El arzobispo Omella: el reto de la sociedad catalana es «trabajar por la concordia»

En su carta dominical, el cardenal arzobispo de Barcelona alerta de la amenaza para la cohesión que suponen los hechos políticos en la comunidad

BARCELONAActualizado:

El cardenal arzobispo de Barcelona, Juan José Omella, afirma que el principal "reto y objetivo transversal" actual de la sociedad catalana es "trabajar por la concordia y la cohesión social". En su carta dominical de hoy, titulada "La concordia, un objetivo prioritario", Omella señala que tras los acontecimientos políticos de los últimos meses en Cataluña, en los que él mismo ha intentado mediar entre los gobiernos de Cataluña y España, "la concordia y la cohesión social" son ahora los objetivos "en nuestra tierra".

"Es un objetivo que implica a la Iglesia, pero que va más allá, porque es un reto para toda la sociedad catalana. Es, como se dice hoy, un reto y un objetivo transversal", añade. El prelado hace suyas las palabras que escribió el que fuera obispo auxiliar de Barcelona Joan Carrera, reconocido catalanista y defensor de las clases obreras, del que recuerda que fue "un cura y un obispo muy arraigado en Cataluña y, al mismo tiempo, muy cercano a los inmigrantes que vinieron a trabajar a Cataluña desde diversos lugares de España en los años sesenta y setenta".

"El obispo Carrera, que antes de ser obispo fue rector en parroquias de barrios periféricos, siempre decía que los jóvenes sacerdotes enviados a las nuevas parroquias creadas por el obispo Gregorio Modrego, en zonas de fuerte inmigración, habían hecho un gran servicio a nuestra sociedad, que favoreció la integración en Cataluña de los 'otros catalanes'", subraya Omella.

"Y lo hicieron -agrega- con todo tipo de iniciativas que no tenían, entonces, el apoyo oficial". Omella recuerda también que Carrera escribió en 1997: "Pero vino otro tiempo en el que la llegada a Cataluña de un sinfín de hombres y mujeres de toda España hizo presente el uso de la lengua castellana en la pastoral y en la liturgia de muchas iglesias".

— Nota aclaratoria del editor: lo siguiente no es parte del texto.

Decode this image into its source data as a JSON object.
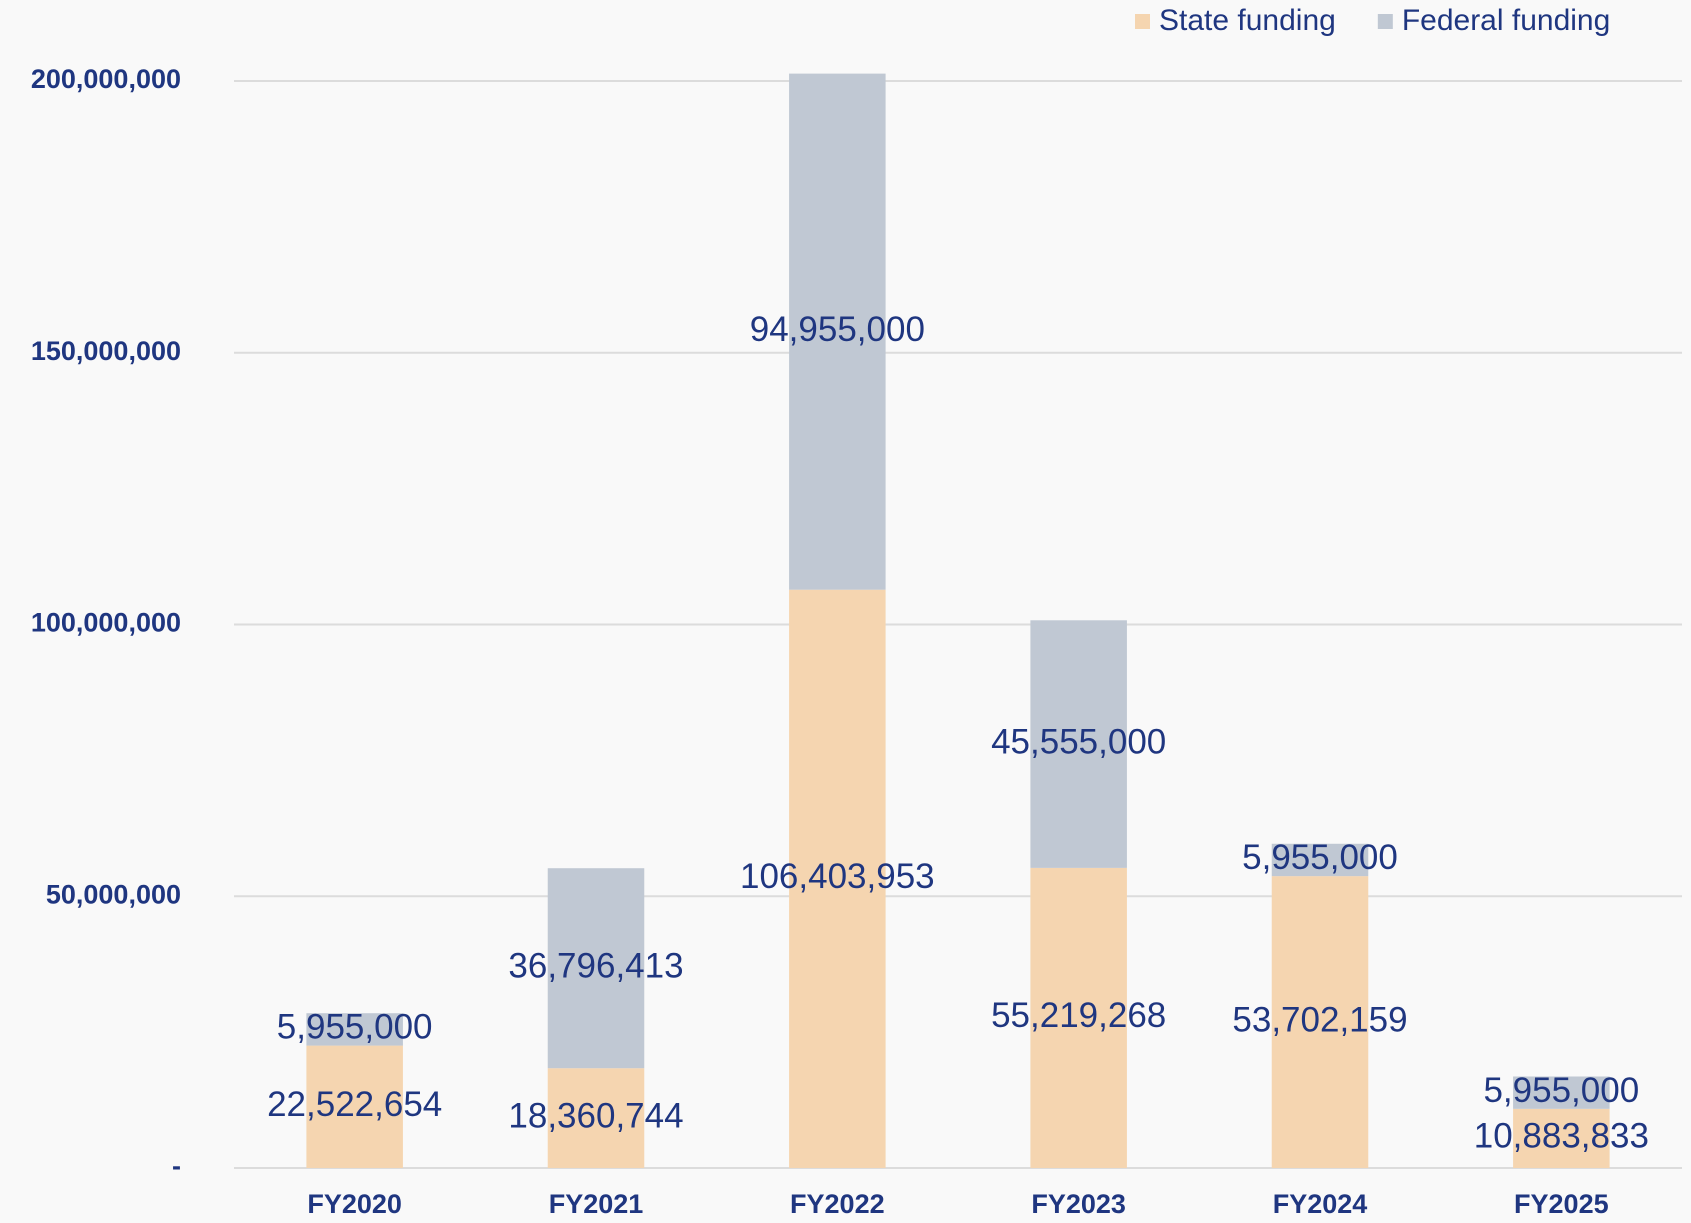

"Nacieron parroquias nuevas en los barrios obreros que surgían alrededor de Barcelona y de muchas ciudades y pueblos grandes (...) "Alrededor de aquellas parroquias, única presencia activa, durante muchos años, de la sociedad catalana en las zonas de más inmigración, surgieron escuelas, cooperativas de viviendas, agrupaciones culturales e, incluso, sindicales, y se estableció la primera red de asistentes sociales de barrio, gracias a la organización de Cáritas", escribió Carrera, según recuerda Omella.

"Ahora las circunstancias sociales son distintas", reconoce Omella, que sin embargo advierte de que "diversos observadores atentos a nuestra realidad actual están preocupados por las posibles consecuencias negativas que los hechos políticos recientes puedan representar para la cohesión social de nuestra sociedad".

"Por eso, -defiende Omella- todos estamos llamados a hacer un esfuerzo para tejer la concordia y la confianza mutua dentro de una sociedad en la cual se da una gran pluralidad cultural, política y también religiosa". "Trabajar por la cohesión social es responsabilidad de todos. La Iglesia querría asumir este reto en el trabajo concreto y diario de las parroquias, escuelas e instituciones cristianas", agrega el prelado.

"Es bueno que compartamos todos los retos propios de vivir en comunión desde la disparidad de puntos de vista, como una gran familia en la que todos se quieren y respetan a pesar de las diferentes opiniones y procedencias", concluye Omella.